For the classic method:

  • Unsalted butter, melted and cooled

  • All-purpose flour or granulated sugar

OR For the pan release paste:

  • 1/4 cup

    vegetables shortening

  • 2 tablespoons

    vegetable oil

  • 1/4 cup

    all-purpose flour


  • Bundt pan
  • Pastry brush
  • Measuring cups and spoons


For the classic method:

  1. Coat the pan with fat: Using a pastry brush, brush the Bundt pan with melted butter, making sure to get into the details of the pan.

  2. Add the flour: Add about 1/4 cup of flour, sprinkling it evenly in the bottom of the pan.

  3. Cover with plastic wrap: Cover the top of the Bundt pan with plastic wrap, making sure the wrap seals the pan. Shake, shake, shake to coat the pan.

  4. Empty the excess flour: Invert the Bundt pan to remove the plastic wrap. Discard the plastic wrap and excess flour.

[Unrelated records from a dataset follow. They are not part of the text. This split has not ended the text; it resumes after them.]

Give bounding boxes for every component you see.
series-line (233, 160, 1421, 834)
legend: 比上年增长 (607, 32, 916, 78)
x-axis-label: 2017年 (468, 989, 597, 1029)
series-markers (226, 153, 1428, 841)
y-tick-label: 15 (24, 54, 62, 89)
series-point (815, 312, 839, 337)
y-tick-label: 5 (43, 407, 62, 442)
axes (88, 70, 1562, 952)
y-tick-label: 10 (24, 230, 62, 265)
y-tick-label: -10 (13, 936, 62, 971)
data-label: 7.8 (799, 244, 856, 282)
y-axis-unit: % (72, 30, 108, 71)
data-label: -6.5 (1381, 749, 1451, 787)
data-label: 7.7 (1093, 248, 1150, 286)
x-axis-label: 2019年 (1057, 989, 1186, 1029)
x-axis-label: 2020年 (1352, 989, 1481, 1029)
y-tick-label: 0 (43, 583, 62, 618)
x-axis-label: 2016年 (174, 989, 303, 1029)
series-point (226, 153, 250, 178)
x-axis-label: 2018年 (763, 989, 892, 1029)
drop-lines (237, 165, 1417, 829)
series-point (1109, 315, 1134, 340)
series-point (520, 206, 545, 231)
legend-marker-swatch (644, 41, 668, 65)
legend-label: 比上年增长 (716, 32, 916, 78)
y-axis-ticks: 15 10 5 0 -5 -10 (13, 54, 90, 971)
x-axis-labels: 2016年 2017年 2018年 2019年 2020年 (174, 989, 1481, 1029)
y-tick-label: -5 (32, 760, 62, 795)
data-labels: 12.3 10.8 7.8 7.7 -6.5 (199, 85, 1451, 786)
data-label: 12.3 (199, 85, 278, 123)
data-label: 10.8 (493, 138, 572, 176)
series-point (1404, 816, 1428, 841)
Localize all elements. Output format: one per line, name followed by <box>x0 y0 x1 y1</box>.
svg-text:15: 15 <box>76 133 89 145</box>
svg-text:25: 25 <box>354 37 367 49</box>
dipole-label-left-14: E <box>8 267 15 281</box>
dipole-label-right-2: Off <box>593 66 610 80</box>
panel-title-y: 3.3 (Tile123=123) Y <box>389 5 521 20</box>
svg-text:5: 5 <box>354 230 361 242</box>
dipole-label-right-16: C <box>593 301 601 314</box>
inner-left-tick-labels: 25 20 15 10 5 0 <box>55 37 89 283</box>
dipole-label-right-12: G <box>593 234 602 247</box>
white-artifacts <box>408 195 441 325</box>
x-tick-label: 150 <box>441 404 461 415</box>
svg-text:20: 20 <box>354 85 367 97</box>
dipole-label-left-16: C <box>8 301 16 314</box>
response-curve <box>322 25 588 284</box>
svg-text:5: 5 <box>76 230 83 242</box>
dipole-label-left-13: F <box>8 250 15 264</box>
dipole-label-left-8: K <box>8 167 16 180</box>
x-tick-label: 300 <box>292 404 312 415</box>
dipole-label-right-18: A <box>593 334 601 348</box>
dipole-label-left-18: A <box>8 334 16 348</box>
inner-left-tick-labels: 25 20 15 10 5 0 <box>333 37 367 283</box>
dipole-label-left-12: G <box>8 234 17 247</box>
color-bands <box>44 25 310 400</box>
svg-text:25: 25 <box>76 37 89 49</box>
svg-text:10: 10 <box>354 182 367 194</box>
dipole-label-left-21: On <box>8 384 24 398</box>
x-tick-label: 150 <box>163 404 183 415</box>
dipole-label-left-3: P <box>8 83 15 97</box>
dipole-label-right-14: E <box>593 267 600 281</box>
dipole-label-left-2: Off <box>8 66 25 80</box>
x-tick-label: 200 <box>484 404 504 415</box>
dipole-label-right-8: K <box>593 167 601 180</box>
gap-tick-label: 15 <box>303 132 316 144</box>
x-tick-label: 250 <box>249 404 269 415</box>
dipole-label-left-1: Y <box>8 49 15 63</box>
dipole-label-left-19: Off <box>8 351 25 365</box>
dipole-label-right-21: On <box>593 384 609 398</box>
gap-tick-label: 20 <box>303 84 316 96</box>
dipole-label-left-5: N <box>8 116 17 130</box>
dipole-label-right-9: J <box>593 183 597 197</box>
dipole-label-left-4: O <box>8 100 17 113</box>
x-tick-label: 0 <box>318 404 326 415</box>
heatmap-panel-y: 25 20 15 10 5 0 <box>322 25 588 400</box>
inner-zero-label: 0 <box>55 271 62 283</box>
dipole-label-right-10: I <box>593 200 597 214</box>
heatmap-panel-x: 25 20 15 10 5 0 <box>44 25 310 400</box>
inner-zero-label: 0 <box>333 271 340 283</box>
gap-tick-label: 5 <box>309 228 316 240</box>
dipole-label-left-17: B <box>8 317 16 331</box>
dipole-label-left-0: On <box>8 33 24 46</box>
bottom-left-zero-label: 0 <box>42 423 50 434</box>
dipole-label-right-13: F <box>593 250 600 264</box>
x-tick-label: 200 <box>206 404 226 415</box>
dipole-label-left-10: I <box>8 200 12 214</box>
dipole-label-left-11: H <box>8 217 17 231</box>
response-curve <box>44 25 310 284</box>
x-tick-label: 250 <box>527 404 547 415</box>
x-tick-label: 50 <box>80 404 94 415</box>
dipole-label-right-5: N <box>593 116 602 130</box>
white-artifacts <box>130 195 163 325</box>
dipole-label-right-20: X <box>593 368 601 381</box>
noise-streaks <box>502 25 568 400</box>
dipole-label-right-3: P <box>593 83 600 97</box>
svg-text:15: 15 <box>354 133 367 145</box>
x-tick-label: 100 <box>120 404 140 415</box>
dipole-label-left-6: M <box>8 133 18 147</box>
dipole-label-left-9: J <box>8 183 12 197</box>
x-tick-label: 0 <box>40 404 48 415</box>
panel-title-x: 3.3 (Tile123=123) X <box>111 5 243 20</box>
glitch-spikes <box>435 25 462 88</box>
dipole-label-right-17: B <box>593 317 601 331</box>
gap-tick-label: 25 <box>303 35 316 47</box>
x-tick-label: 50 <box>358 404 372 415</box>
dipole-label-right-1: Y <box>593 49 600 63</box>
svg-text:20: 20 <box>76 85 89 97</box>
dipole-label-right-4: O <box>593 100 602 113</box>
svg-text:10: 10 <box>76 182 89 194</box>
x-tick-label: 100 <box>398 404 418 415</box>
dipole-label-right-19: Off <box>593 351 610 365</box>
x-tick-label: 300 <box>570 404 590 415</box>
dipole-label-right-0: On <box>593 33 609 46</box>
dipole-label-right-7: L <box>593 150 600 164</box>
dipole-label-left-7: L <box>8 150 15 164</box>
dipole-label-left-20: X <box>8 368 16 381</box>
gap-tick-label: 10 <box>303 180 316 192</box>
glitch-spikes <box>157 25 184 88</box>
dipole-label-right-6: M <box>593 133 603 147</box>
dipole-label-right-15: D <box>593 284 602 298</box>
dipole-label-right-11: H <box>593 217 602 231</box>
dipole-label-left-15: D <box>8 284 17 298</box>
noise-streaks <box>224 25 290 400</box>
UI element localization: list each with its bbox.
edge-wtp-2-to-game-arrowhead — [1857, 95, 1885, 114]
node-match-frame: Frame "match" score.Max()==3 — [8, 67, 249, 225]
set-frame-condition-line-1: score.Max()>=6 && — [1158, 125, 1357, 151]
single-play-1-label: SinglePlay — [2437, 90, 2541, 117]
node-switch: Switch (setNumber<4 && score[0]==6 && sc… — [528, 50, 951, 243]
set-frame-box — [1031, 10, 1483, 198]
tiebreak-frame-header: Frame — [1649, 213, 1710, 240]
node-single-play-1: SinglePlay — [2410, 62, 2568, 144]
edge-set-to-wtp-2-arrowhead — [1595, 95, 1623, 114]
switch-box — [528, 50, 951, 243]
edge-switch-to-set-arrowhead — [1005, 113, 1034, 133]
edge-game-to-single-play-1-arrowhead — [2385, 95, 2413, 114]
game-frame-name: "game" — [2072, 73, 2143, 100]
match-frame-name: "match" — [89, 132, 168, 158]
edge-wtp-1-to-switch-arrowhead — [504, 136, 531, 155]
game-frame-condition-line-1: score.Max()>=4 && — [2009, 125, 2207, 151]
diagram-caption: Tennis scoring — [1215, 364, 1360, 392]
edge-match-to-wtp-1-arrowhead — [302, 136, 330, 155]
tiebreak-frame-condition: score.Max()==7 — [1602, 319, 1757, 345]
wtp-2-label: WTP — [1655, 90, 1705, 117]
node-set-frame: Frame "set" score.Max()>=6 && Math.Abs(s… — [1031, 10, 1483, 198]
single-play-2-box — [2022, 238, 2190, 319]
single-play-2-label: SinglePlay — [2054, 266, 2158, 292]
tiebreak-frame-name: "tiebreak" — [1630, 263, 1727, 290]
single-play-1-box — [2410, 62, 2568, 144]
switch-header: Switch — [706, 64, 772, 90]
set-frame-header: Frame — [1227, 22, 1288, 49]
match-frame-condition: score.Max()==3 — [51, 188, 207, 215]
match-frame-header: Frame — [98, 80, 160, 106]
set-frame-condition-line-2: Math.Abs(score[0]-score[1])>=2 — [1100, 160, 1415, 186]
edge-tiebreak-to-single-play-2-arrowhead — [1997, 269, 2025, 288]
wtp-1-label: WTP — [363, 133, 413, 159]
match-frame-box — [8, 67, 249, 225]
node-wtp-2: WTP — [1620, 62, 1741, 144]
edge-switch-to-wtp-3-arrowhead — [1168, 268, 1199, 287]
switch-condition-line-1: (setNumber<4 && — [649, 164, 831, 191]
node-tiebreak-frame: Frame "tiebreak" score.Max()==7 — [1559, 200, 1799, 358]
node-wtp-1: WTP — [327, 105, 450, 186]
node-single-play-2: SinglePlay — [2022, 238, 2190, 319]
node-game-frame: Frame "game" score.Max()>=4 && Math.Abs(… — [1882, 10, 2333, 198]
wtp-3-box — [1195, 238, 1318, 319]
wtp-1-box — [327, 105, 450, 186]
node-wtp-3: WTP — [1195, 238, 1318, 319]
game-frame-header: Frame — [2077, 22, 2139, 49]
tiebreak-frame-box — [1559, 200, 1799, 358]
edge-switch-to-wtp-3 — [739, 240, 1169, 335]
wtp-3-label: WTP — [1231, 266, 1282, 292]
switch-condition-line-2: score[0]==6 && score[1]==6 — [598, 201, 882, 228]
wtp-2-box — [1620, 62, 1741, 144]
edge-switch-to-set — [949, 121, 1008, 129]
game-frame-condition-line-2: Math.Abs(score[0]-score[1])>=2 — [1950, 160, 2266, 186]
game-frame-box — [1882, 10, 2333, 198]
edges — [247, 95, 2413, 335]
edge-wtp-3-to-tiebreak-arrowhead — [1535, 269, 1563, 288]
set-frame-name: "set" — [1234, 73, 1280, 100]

For the pan release paste:

  1. Make the paste: In a small bowl, combine the shortening, flour, and oil. You can use a fork to mash these together, or use your fingers to knead them together into a paste.

  2. Coat the pan: Apply the pan release paste with a pastry brush.

Recipe Notes

Storage: Store the unused pan release paste in an airtight container in the pantry for up to 1 month.